En ese momento, una idea lo asalta. Su adversario no está usando fuerza letal. Tampoco parece preparado para enfrentarse a su magia. Recupera la distancia entre ellos. El pozo los separa otra vez.


—¿A qué viene todo esto? —Murmura, sin obtener respuesta.


Entonces se sorprende de nuevo. Su rival se lleva un tubo a la boca, instintivamente, él se cubre con su pesada capa. Una nube de empalagoso polvo le irrita los ojos, pero evita inhalar lo peor. El retrocede tosiendo, su atacante salta sobre la rueda que cubre el pozo, recoge su cuchillo…


—Jaula de Espinas —Con férrea autoridad da forma a su verdadero poder.


Las sombras en torno al encapuchado se solidifican, como zarzas de afiladas espinas se aferran a brazos y piernas buscando sangre, inmovilizando a su presa.


—Luna Negra —Habla por vez primera su asaltante, debatiéndose por liberarse, sin dejar de vigilar sus movimientos.

—Si. —Con sencillez se encoge de hombros. —Y tú estás muy lejos de casa. Si no me equivoco.

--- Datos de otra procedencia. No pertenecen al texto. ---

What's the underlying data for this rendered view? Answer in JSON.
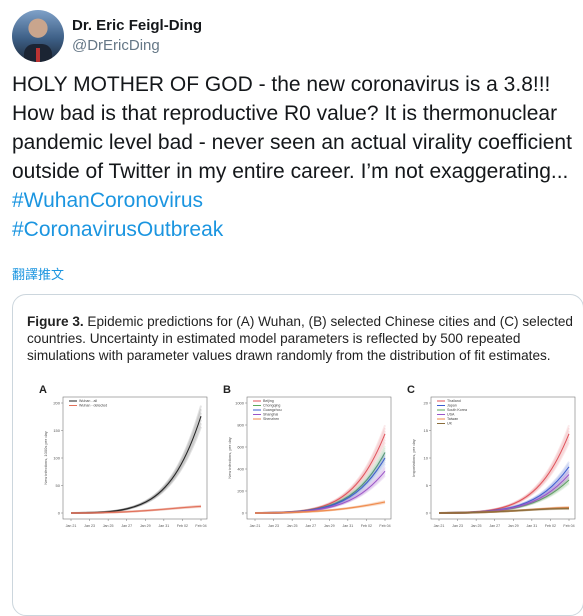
{
  "author": {
    "display_name": "Dr. Eric Feigl-Ding",
    "handle": "@DrEricDing"
  },
  "tweet": {
    "text": "HOLY MOTHER OF GOD - the new coronavirus is a 3.8!!! How bad is that reproductive R0 value? It is thermonuclear pandemic level bad - never seen an actual virality coefficient outside of Twitter in my entire career. I’m not exaggerating... ",
    "hashtags": [
      "#WuhanCoronovirus",
      "#CoronavirusOutbreak"
    ],
    "translate_label": "翻譯推文"
  },
  "figure": {
    "caption_prefix": "Figure 3.",
    "caption_text": " Epidemic predictions for (A) Wuhan, (B) selected Chinese cities and (C) selected countries. Uncertainty in estimated model parameters is reflected by 500 repeated simulations with parameter values drawn randomly from the distribution of fit estimates.",
    "panels": [
      {
        "letter": "A",
        "ylabel": "New infections, 1000s per day",
        "yticks": [
          "200",
          "150",
          "100",
          "50",
          "0"
        ],
        "xticks": [
          "Jan 21",
          "Jan 23",
          "Jan 25",
          "Jan 27",
          "Jan 29",
          "Jan 31",
          "Feb 02",
          "Feb 04"
        ],
        "legend": [
          "Wuhan - all",
          "Wuhan - detected"
        ],
        "colors": [
          "#222222",
          "#e2705a"
        ]
      },
      {
        "letter": "B",
        "ylabel": "New infections, per day",
        "yticks": [
          "1000",
          "800",
          "600",
          "400",
          "200",
          "0"
        ],
        "xticks": [
          "Jan 21",
          "Jan 23",
          "Jan 25",
          "Jan 27",
          "Jan 29",
          "Jan 31",
          "Feb 02",
          "Feb 04"
        ],
        "legend": [
          "Beijing",
          "Chongqing",
          "Guangzhou",
          "Shanghai",
          "Shenzhen"
        ],
        "colors": [
          "#e0525a",
          "#5aa85a",
          "#3b5bd0",
          "#9a55c9",
          "#f08a4b"
        ]
      },
      {
        "letter": "C",
        "ylabel": "Importations, per day",
        "yticks": [
          "20",
          "15",
          "10",
          "5",
          "0"
        ],
        "xticks": [
          "Jan 21",
          "Jan 23",
          "Jan 25",
          "Jan 27",
          "Jan 29",
          "Jan 31",
          "Feb 02",
          "Feb 04"
        ],
        "legend": [
          "Thailand",
          "Japan",
          "South Korea",
          "USA",
          "Taiwan",
          "UK"
        ],
        "colors": [
          "#e0525a",
          "#3b5bd0",
          "#5aa85a",
          "#9a55c9",
          "#f08a4b",
          "#8a6d3b"
        ]
      }
    ]
  }
}
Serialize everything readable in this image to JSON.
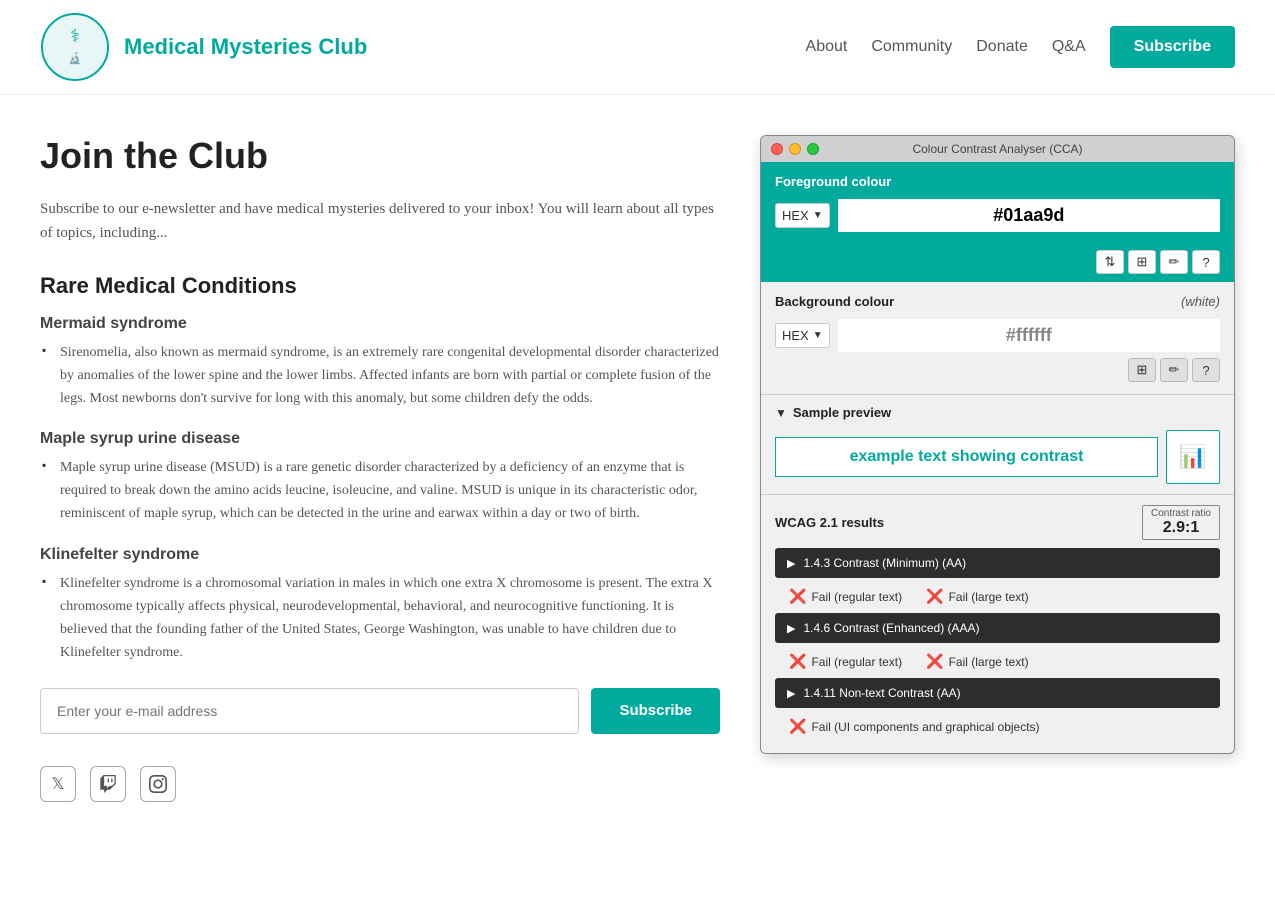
{
  "header": {
    "site_title": "Medical Mysteries Club",
    "nav": {
      "about": "About",
      "community": "Community",
      "donate": "Donate",
      "qa": "Q&A",
      "subscribe": "Subscribe"
    }
  },
  "main": {
    "page_title": "Join the Club",
    "intro": "Subscribe to our e-newsletter and have medical mysteries delivered to your inbox! You will learn about all types of topics, including...",
    "section_heading": "Rare Medical Conditions",
    "conditions": [
      {
        "name": "Mermaid syndrome",
        "description": "Sirenomelia, also known as mermaid syndrome, is an extremely rare congenital developmental disorder characterized by anomalies of the lower spine and the lower limbs. Affected infants are born with partial or complete fusion of the legs. Most newborns don't survive for long with this anomaly, but some children defy the odds."
      },
      {
        "name": "Maple syrup urine disease",
        "description": "Maple syrup urine disease (MSUD) is a rare genetic disorder characterized by a deficiency of an enzyme that is required to break down the amino acids leucine, isoleucine, and valine. MSUD is unique in its characteristic odor, reminiscent of maple syrup, which can be detected in the urine and earwax within a day or two of birth."
      },
      {
        "name": "Klinefelter syndrome",
        "description": "Klinefelter syndrome is a chromosomal variation in males in which one extra X chromosome is present. The extra X chromosome typically affects physical, neurodevelopmental, behavioral, and neurocognitive functioning. It is believed that the founding father of the United States, George Washington, was unable to have children due to Klinefelter syndrome."
      }
    ],
    "email_placeholder": "Enter your e-mail address",
    "form_subscribe_label": "Subscribe"
  },
  "cca": {
    "title": "Colour Contrast Analyser (CCA)",
    "fg_label": "Foreground colour",
    "fg_format": "HEX",
    "fg_value": "#01aa9d",
    "bg_label": "Background colour",
    "bg_white": "(white)",
    "bg_format": "HEX",
    "bg_value": "#ffffff",
    "preview_label": "Sample preview",
    "sample_text": "example text showing contrast",
    "wcag_label": "WCAG 2.1 results",
    "contrast_ratio_label": "Contrast ratio",
    "contrast_ratio_value": "2.9:1",
    "criteria": [
      {
        "label": "1.4.3 Contrast (Minimum) (AA)",
        "results": [
          {
            "type": "fail",
            "text": "Fail (regular text)"
          },
          {
            "type": "fail",
            "text": "Fail (large text)"
          }
        ]
      },
      {
        "label": "1.4.6 Contrast (Enhanced) (AAA)",
        "results": [
          {
            "type": "fail",
            "text": "Fail (regular text)"
          },
          {
            "type": "fail",
            "text": "Fail (large text)"
          }
        ]
      },
      {
        "label": "1.4.11 Non-text Contrast (AA)",
        "results": [
          {
            "type": "fail",
            "text": "Fail (UI components and graphical objects)"
          }
        ]
      }
    ]
  }
}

Espera en respuesta en vano, en lo que recoge su sombrero y le sacude el polvo.


—No, no te equivocas. Venyagozar está a un mar y medio continente de distancia —Le contesta una voz femenina.

—¿Quién…?

—Es una pena lo que los humanos han hecho con este lugar. ¿No te parece Caethdal?

—Ya te veo —Mintió al reconocer la voz —¿Y a ti te parece mejor perseguirme así, Drinlar? —La contestó él obsequiando con una mueca a los aparentemente vacíos soportales.

—No sabíamos que eras tú el que nos arrebató al zapatero. —Reconoció ella con calma, una vez canceladas las disciplinas que la mantenían oculta, en lo que entraba en el patio.


Ahora sí la veía. Vestida para el trabajo, como su compañero, ropajes de colores apagados y oscuros, encapuchada, pero no embozada, lucía una sonrisa triste y una mirada de nostalgia en sus ojos grises.


—Y ahora que lo sabes, ¿Qué vas a hacer? —Divertido por el vuelco de la situación se regodeó él.

—Pedirte que liberes a Selid, para empezar —Mås sería respondió ella —Y luego tratar de intercambiar información en un lugar civilizado.

—Sea —Aceptó el, disipando su conjuro —Yo tampoco sabía que estabais tras la pista de estas criaturas.

—¿No pretenderás que colaboremos con un luna negra? —Una vez liberado, protestó el enjuto venagozariano.

—Esto es más importante que tus rencores —Le amonestó Drinlar —Ademås, a Meldoried le agradará que colabores con "este" luna negra.


Y ante la mirada de perplejidad de Selid, Caethdal se caló su sombrero y suspiró con gesto cansino añadiendo:


—Lo mismo es a mi al que menos convence está asociación…


Pero salieron juntos de los callejones.